The need for Digital Transformation in Financial Services.
There are 250 digital banks worldwide, including 20 percent in Asia-Pacific. 70% of these banks were established between the years 2016 – 2020. It is a telling statistic that makes a strong case for legacy banks to embrace digital transformation. Few learnings from the digital banks are already profitable – AiBank, MyBank, WeBank (China), Jibun, Rakuten, Sony (Japan), Kakaobank (Korea), and Paytm Bank (India).
Learning from the new-age banking institutions
While companies with diverse domain expertise support most digital banks share a few commonalities – strong brand recognition, established customer base, scalable technology, data-driven cultures, agile governance mechanisms, and a product sequencing approach that balances incomes with costs.
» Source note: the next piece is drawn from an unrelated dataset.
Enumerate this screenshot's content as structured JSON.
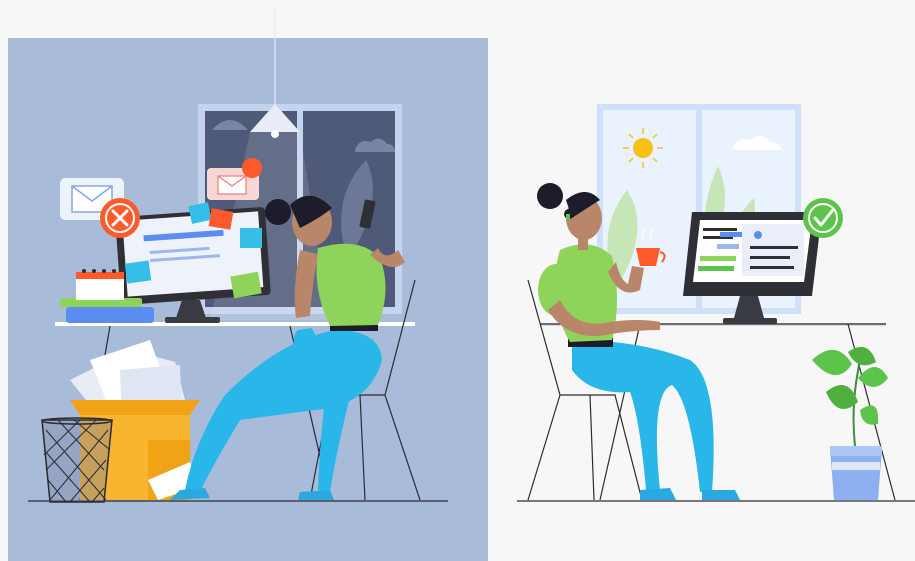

Need for digital transformation in Financial Services
Value Structure
As the demographic shifts globally with more digital natives joining the workforce and earning incomes, incumbent banks are discovering newer ways to define “value” and revamp engagement structures that capture and harness it. With the mainstream popularity of omnichannel banking growing, incumbent banks are experimenting with various business models and ecosystem partnerships. However, the path to ramping up digital transformation is long-drawn. It comes with specifics – from deciding the product build (front) and technology stack that supports (back end), agreeing on operating models, establishing risk management processes, and mobilizing a go-to-market.
Technology Enablers
To stay competitive in the industry, financial institutions continually question the viability of their core and supplemental technologies. Crystal gazing for the future includes mapping the emergent tech. (AI, ML, 5G, IoT) and how these new-age disruptors fit into the bank’s longer-term strategy. As the dynamics of migrating digital assets and data to new platforms is a recurring feature at most banks, so is the need to firm up their digital transformation mandates. The considerations of flexibility and sustainability will always present themselves as banks formalize how their end-state enterprise architecture will look like. Whether technology is understood or embraced, digital transformation in financial services is a constantly changing and high-stakes endeavor.
Increased competition
A few years ago, when Netflix jumped into the business of developing original content, they said, “for us the aim is to become HBO faster than HBO can become us .”Similarly, today’s banks have to embrace digital transformation at never-before-seen speeds. For digital giants with a strong advantage across customer access, brand recognition, scale, network effect, and formidable customer trust, the finance industry presents a juicy opportunity – a sizable revenue pool, high returns on equity, and capital-intensive approaches. Told another way, hyper-competition in the finance industry is expected only to grow. Ergo, digital transformation is not about “if” but “when.”
Drive to Scale
Size in today’s business world is hugely coveted. Look at the top companies – Walmart, Amazon, Apple, Apple – their employees, market cap, and geographic presence. Understandably, everything is about scale. Operating at lower unit costs, investing more prominent in technology and marketing, and expanding their customer databases are all edges that come with sheer size. Digital transformation in the financial industry, likewise, is about scale. Here is a proof point. Considering pre-COVID numbers, about the world’s top two banks. With an $11B technology budget, JPMorgan spends 50% of it on disruptive technology, and Bank of America, with a $10B tech overlay, consumes 30% on new tech initiatives.
End-to-end Customer Journey
Most banking customers (wholesale, corporate lending, or retail) are wary of friction-heavy transaction processes. This challenge comes from various corners – legal & risk architecture, P&L requirements, and legacy IT systems. Eliminating pain points prompts banks to start mapping end-to-end digital journeys. Subsequently, routine tasks (like onboarding scenarios, KYC requirements, account opening, document management, and loan processing workflows) are simplified as financial institutions leverage the mountains of customer data that lie unharnessed in their existing systems. The need to accelerate digital transformation will only rise as banks make customer pain point elimination their top agenda.
Conclusion
Post-Pandemic, the renewed waves of economic recovery are coinciding with macro forces – increased smart device usage, faster connectivity, and high demand for top-notch user experiences. As the number of digital-only banks grows, along with BaaS (banking as a service), more traditional financial institutions will step up their digital transformation initiatives.